Monday, January 13, 2020

And the band played Wake Up Little Sushi


TANKS FOR THE MEMORIES: Keep your friends close,
your anemones closer.
Here’s something I just learned. 

When a giant red sea cucumber  --  one of the 450-odd creatures that make their home in Ripley’s Believe It Or Not Aquarium in downtown Toronto -- feels threatened, it frightens off its predator by ejecting a portion of its gut out through its anus. And I totally get that. When I'm scared who knows what might happen?

But that’s not my point.

My point is, that giant red sea cucumber factoid is just one of the countless important things I learned this past Friday evening, when my wife Helena and I visited Ripley’s aquarium for its monthly Friday Jazz Night. 

You heard right. Twelve Fridays a year, the aquarium features live jazz, from 7:00 to 10:00 p.m. Visitors can wander among  more than 16,000 marine critters sipping wine or beer; specifically,  Lagoon Lager, listening to live jazz.

It’s even more fun than it sounds. It's like you're dancing with the fishies!
  GREAT CORRY RIFFS:
Horn player and singer
Ouellette

And you want to talk educational? 

The red sea cucumber intel was just a tiny sample of all the stuff we learned. Here's six more take-home gems.

6. English is weird. Not only did we see several rock bass and striped bass, I saw a bass clarinet. Bass and bass. What are ESL learners supposed to do with a situation like that? I'm sure glad I was born knowing the language and didn't have to, like, learn it.

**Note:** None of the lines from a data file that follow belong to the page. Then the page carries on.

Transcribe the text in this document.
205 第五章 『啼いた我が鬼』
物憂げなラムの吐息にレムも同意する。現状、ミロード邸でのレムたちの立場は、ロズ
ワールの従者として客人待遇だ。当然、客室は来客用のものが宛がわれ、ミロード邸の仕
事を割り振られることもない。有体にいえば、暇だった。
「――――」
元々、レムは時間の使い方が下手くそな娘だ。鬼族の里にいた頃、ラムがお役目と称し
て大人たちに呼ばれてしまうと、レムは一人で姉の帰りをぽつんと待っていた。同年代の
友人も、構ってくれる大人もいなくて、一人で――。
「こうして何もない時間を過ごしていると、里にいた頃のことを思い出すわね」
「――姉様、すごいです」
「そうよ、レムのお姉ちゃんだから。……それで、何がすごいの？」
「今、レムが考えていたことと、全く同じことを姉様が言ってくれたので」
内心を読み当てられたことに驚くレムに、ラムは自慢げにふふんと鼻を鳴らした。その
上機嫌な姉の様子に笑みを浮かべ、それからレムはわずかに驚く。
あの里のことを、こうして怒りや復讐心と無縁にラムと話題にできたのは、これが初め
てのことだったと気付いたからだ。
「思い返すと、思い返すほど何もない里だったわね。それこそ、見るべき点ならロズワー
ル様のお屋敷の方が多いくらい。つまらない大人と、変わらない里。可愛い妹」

5. The bass clarinettist was one of the Sonny Balcones, the jazz combo that outshone even the most Finding Nemo-ish creatures at the aquarium Friday. I'd say the Sonny Balcones were worth the price of admission. At centre stage: A laughing trumpet-playing lead singer named Corry Ouellette. When we first got there, Ouellette wore a long silvery sequined dress that looked like it could have made from the same sparkly stuff the school of shimmer fish in the tank directly over Ouellette's head were wearing. For the second set, Ouellette changed into a flappers-style mini -- get it? flapper? oh never mind -- and her third-set look was long, slinky and if you really used your imagination could be seen as mermaidy. The Sonny Balcones not only took the gig seriously, they had serious fun and even had people up dancing. Imagine! At the aquarium! The Sonny Balcones: Two fins up! Four starfish out of four! Catch them if you can. Tell me to stop making fish puns!
NASTY OVERBITE: Nothing
preps you for being under a shark.

4. The glimmering fishes wearing the same look as Ouellette? They're "alewives". Why isn’t the person who named these fish famous? Another winner? Hands down the biggest fattest laziest and by my reckoning the contentedist critter in the place -- an underwater Jabba The Hut--is the Potato Grouper.

3. Speaking of inventive, I’d love to have been at the meeting where somebody came up with the idea of mixing live jazz with live fish. It's like pineapple on pizza. Who would have thought it would work? At Ripley's Friday, everybody in the joint was laughing and joking. It was a fish party. 

2. Walking under a two-metre long shark with its teeth bared is simply not an activity that human brains have evolved to handle with ease. It didn't matter that we were safely separated from the sharks by what I'm sure was thick plexiglass, it felt just a tad unnerving; very easy in fact to identify with that giant red sea cucumber we discussed back up there at the beginning of the story.

1. Finally, Jazz at the Aquarium would be a marvelous first date. Unless you're a sea cucumber.